New Mexico Administrative Code
Title 1 - GENERAL GOVERNMENT ADMINISTRATION
Chapter 12 - INFORMATION TECHNOLOGY
Part 20 - INFORMATION SECURITY OPERATION MANAGEMENT
Section 1.12.20.7 - DEFINITIONS
Current through Register Vol. 35, No. 18, September 24, 2024
Defined terms apply to this rule and all other rules promulgated by the secretary and adopted by the information technology commission.
A. "Act" means the Department of Information Technology Act, NMSA 1978 9-27-1 et seq.
B. "Agency" means an executive branch agency of the state or any other state entity which uses the state IT infrastructure.
C. "Architectural configuration requirement (ACR)" means the technical specifications for information architecture and information technology system purchases for agencies.
D. "CIO" means chief information officer and refers to the secretary of the department as chief information officer of the state or any agency CIO.
E. "Commission" means the information technology commission.
F. "Department or DoIT" means the department of information technology.
G. "Exception" means a request, limited in scope and duration, granted by the department allowing an agency an exclusion from compliance with a rule, ACR or guideline.
H. "Firewall" means a part of a computer system or network designed to block unauthorized access while permitting authorized communications. It is a device or set of devices which is configured to permit or deny computer based applications based upon a set of rules and other criteria.
I. "Individual" means a natural person, a human being.
J. "Information owner" means the individual or individuals held managerially and financially accountable for a dataset and who have legal ownership rights to a dataset even though the dataset may have been collected/collated/disseminated by another party.
K. "Information security officer ("ISO") means a senior-level executive within an organization responsible for establishing and maintaining the enterprise vision, strategy and program to ensure information assets are adequately protected
L. "Information technology ("IT") means computer hardware, software and ancillary products and services including: systems design and analysis, acquisition, storage and conversion of data; computer programming, information storage and retrieval, voice, radio, video and data communications, requisite systems, simulation and testing, and related interactions between users and information systems.
M. "Information technology project" means the purchase, replacement, development or modification of an IT component or system.
N. "IT asset" means all elements of software and hardware found in an IT environment.
O. "Malicious code" is the term used to describe any code in any part of a software system or script intended to cause undesired effects, security breaches or damage to a system. Malicious code describes a broad category of system security terms that includes attack scripts, viruses, worms, Trojan horses, backdoors, and malicious active content.

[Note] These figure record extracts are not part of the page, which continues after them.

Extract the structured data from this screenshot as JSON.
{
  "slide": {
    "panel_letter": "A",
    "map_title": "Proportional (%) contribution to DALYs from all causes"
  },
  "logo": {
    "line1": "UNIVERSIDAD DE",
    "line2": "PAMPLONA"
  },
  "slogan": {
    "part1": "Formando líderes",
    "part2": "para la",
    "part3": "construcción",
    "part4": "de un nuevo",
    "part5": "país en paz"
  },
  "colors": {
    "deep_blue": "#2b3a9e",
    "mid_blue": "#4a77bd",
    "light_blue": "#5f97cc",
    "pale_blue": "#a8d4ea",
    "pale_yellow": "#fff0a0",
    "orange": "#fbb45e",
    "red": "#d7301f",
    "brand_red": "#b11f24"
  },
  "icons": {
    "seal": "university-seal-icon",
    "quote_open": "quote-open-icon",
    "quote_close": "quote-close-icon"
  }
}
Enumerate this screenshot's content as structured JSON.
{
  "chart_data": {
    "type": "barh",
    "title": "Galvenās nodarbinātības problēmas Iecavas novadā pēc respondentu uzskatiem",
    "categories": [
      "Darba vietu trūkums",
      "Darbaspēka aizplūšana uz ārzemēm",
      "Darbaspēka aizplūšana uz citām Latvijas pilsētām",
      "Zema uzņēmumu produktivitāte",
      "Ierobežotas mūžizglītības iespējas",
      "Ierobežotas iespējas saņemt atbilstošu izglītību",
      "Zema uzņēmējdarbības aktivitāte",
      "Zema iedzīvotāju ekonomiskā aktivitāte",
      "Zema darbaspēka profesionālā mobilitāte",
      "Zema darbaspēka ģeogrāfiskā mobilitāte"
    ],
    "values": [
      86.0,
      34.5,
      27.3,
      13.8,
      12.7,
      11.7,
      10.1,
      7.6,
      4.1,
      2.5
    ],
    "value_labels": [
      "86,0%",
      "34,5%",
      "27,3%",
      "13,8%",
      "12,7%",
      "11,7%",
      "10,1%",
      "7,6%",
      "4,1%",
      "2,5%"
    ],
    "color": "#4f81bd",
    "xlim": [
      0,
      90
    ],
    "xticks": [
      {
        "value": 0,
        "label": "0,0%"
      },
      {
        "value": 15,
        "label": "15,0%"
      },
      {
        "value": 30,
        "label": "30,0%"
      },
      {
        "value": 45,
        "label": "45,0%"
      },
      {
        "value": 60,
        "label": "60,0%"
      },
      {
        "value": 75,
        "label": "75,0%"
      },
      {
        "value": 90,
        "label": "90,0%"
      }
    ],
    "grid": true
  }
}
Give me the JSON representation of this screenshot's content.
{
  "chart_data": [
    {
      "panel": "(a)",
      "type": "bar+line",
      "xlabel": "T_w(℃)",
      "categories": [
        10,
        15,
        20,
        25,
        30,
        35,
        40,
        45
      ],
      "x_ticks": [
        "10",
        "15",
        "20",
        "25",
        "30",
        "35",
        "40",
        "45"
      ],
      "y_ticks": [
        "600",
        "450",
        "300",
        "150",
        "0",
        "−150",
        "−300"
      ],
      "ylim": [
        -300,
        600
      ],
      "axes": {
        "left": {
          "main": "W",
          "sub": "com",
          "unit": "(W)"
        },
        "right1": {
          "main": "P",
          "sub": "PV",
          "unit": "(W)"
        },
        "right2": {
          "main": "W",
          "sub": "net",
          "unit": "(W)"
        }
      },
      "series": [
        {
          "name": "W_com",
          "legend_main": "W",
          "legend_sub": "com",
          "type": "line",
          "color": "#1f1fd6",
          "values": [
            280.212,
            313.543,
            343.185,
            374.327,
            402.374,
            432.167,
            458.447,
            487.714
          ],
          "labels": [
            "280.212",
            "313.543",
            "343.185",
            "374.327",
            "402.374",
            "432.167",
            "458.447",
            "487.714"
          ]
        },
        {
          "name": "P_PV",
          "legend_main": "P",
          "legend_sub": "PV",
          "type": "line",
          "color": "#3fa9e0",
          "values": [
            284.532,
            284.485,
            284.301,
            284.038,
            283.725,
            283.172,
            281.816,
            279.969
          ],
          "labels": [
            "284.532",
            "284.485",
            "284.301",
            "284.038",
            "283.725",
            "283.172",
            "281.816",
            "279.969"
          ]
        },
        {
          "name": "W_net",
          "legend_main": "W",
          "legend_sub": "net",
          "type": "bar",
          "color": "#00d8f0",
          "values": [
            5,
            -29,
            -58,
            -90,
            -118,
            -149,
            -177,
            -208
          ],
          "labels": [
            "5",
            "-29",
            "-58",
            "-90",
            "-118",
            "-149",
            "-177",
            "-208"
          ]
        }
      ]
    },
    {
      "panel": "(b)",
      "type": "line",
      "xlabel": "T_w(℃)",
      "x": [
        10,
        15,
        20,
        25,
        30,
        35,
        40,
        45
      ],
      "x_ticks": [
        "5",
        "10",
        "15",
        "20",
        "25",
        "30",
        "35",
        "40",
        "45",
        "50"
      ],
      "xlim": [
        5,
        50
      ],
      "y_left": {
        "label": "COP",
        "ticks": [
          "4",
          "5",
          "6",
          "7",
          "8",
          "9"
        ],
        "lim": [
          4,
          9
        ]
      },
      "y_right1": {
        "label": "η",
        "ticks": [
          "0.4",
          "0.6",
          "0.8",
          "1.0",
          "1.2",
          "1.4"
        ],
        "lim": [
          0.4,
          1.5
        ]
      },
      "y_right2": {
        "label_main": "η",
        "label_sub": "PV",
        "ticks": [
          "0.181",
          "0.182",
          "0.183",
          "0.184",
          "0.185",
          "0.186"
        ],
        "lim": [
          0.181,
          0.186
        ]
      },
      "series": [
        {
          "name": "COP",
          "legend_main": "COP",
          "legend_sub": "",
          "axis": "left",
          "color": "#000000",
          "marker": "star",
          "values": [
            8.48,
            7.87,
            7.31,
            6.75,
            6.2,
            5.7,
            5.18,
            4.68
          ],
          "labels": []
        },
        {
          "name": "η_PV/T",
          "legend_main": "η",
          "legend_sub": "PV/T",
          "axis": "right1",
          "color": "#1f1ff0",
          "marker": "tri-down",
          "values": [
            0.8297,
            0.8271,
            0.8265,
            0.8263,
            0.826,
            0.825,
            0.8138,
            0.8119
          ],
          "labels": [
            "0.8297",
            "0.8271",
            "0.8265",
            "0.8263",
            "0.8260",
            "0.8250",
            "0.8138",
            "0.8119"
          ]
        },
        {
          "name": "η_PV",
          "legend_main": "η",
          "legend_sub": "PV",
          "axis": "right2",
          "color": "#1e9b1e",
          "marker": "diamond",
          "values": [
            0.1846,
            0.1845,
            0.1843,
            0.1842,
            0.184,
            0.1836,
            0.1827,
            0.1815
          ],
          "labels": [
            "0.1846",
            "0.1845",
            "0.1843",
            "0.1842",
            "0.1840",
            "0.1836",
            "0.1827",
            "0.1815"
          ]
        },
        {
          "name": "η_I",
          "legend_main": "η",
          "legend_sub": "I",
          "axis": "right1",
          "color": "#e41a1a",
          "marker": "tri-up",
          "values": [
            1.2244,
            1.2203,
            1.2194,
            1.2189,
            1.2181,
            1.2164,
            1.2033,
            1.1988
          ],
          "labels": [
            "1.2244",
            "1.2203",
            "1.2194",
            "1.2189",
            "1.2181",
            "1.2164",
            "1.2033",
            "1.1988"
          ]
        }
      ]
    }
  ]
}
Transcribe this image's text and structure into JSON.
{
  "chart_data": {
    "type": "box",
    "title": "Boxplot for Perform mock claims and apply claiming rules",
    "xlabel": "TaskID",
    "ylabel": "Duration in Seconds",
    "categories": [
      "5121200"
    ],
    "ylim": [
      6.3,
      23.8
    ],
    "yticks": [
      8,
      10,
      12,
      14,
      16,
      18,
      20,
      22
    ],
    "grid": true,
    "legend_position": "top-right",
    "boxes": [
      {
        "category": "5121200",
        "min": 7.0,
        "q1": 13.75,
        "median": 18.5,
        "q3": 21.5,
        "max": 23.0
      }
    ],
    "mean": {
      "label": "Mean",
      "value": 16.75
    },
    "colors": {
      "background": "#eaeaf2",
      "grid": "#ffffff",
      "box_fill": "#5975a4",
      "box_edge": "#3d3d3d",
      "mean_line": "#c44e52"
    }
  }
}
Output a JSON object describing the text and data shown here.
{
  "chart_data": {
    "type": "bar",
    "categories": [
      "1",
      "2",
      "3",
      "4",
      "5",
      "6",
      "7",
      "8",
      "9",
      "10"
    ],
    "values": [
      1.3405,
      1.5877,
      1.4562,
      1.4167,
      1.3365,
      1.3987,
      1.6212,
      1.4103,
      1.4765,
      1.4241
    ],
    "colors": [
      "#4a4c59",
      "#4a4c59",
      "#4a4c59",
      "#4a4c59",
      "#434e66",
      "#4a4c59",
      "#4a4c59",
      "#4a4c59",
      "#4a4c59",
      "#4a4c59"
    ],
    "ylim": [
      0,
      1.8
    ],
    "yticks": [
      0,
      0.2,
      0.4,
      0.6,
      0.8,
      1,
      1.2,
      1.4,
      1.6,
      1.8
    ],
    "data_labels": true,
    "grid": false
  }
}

P. "Network segregation" means controlling the security of networks by dividing them into separate secure networks. Security measures can then be applied to further segregate the network environments.
Q. "Password" means a secret series of characters that enables a user to access a file, computer, or program. On multi-user systems, each user must enter his or her password before the computer will respond to commands. The password helps ensure that unauthorized users do not access the computer. In addition, data files and programs may require a password.
R. "Person" means an individual, association, organization, partnership, firm, syndicate, trust, corporation, and every legal entity.
S. "Portable computing devices or removable media devices" means, but is not limited to, removable media such as thumb or USB drives, external hard drives, laptop or desktop computers, mobile/cellular phones, smartphones or personal digital assistants (PDA's) owned by or purchased by agency employees, contract personnel, or other non-state user(s).
T. "Privileged accounts" means accounts required for systems to function; they are frequently used by system administrators in their performance of their job duties. These special system privileges are primarily used when major changes to the system are necessary by administrators.
U. "Rule" means any rule promulgated by the department for review and approval by the commission which requires compliance by executive agencies and any other state user of the state IT infrastructure.
V. "Secretary" means the secretary of the department of information technology.
W. "Segregation of security duties" means disseminating the tasks and associated privileges for a specific business process among multiple users to reduce the potential for damage from the actions of one person. IT staff should be organized in a manner that achieves adequate separation of duties in the agency.
X. "State" means New Mexico, or, when the context indicates a jurisdiction other than New Mexico, any state, district, commonwealth, territory, or possession of the United States.
Y. "State CIO" means the cabinet secretary of the department of information technology.
Z. "State information architecture" means a logically consistent set of principles, policies and standards that guides the engineering of state government's information technology systems and infrastructure in a way that ensures alignment with state government's business needs.
AA. "State information technology strategic plan" means the information technology planning document for the state that spans a three-year period.
BB. "Virtual private network ("VPN") means a network that uses a public telecommunication infrastructure, such as the internet, to provide remote offices or individual users with secure access to their organization's network. These systems use encryption and other security mechanisms to ensure that only authorized users can access the network and that the data cannot be intercepted.